DynaSaur: Large Language Agents Beyond Predefined Actions

surprisetalk | 128 points | 7mon ago | arxiv.org

throwup238|7mon ago

It looks like the key insight here is to have the LLM generate its own tools (as in GPT/Claude tool calling) via Python code generation and apply cosine similarity RAG to select which tools are available at each step using the tool description and the problem/step while using recent history to error correct.

The agent starts with some human created tooling like a tool to read the file system or create another tool using python code, then starts accumulating custom Python functions it wrote itself with tool calling metadata like descriptions and input/output types. Every time it reaches a step, if it doesn't find a relevant tool, it creates a new one. Apparently this improves performance on complex tasks (via GAIA benchmark) with diminishing returns on simpler tasks.

IanCal|7mon ago

I played around making these things before, it's a fun exercise. Interesting to see that's where things may be heading.

My example was asking for a poem about the headlines (good example of info they don't have, and something that's very hard to do mechanically).

https://news.ycombinator.com/item?id=37015591

llm_trw|7mon ago

I ended up training a bert on nothing but python for the embedding search. The results were crap. Then I used an llm to write a new docstring for each class/function definition in the training data and the results were better than state of the art.

There's so much wide open space to explore. It's a shame that everyone is wasting their time with the biggest possible models they can afford.

digdugdirk|7mon ago

Do you have any more detailed info on this process? I've played around with using LLMs, but nothing in the training realm. I'd love to see a writeup or guide to the process you used there.

llm_trw|7mon ago

No and it won't do you much good even if I did.

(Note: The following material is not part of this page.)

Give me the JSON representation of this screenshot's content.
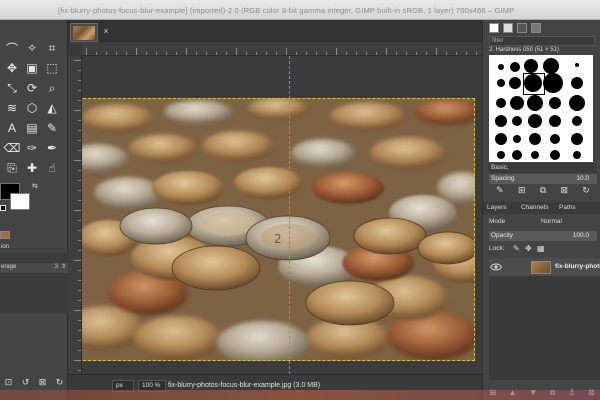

The tools have broken again since then - thanks tensorflow data loaders - and my code only works against a version of python that's no longer supported in LTS Ubuntu/Debian10+.

I have been mulling about running a subscription service where you get up to date code that works on topics like the above. If you're interested drop me a line at my profile email and I'll add you to a mailing list when/if I ever get around to doing it.

thom|7mon ago

Seems like you could go further than this with something like DSPy and start evaluating which tools contribute to successful outcomes. Funny how much things start to look like Eurisko the more time goes on.

mountainriver|7mon ago

This is what Voyager did awhile back, it’s interesting but I think only part of the answer

80hd|7mon ago

Putting this idea out there, haven't seen anyone implement it:

Use vector embeddings to represent each task as a story, an abstraction of 1. the past, 2. the present, 3. the future - on a kind of global "story map".

Each embedding would be generated by all available sense inputs at a point in time. The most useful embeddings alg will be able to combine sight, hearing, internal monologue, visual imagination etc into one point on a high-dimensional map.

At each time step, find the closest successful "memory" (based on embedding of 1+2+3) and do some LLM exploration to adapt the memory to the new, novel situation.

Attempt the new "story", and do something like A* to get closer to the desired "future", tweaking the story each time and plotting failed attempts on the embedding map.

Theory being that over time, the map will become populated with successful attempts and embedding will be able to abstract between similar situations based on 1+2+3.

I'm not the guy to implement it, and I imagine new models training with a "reasoning step" are doing a similar thing at training-time.

johnsutor|7mon ago

Interesting idea. Similarly, recent work appears to have used MCTS to explore sequential multi-agent systems (see https://arxiv.org/abs/2410.10762, https://arxiv.org/abs/2410.17238).

bongodongobob|7mon ago

What do you mean by a story? Like a book?

80hd|7mon ago

Story in the sense that we understand everything (perhaps even our most fundamental perceptions) through stories - events described over time with meaning/significance ascribed to particular things. There's a beginning, middle and end - in its most basic form.

If we model "situations" in AI in a similar way, my intuition tells me it would be similarly useful.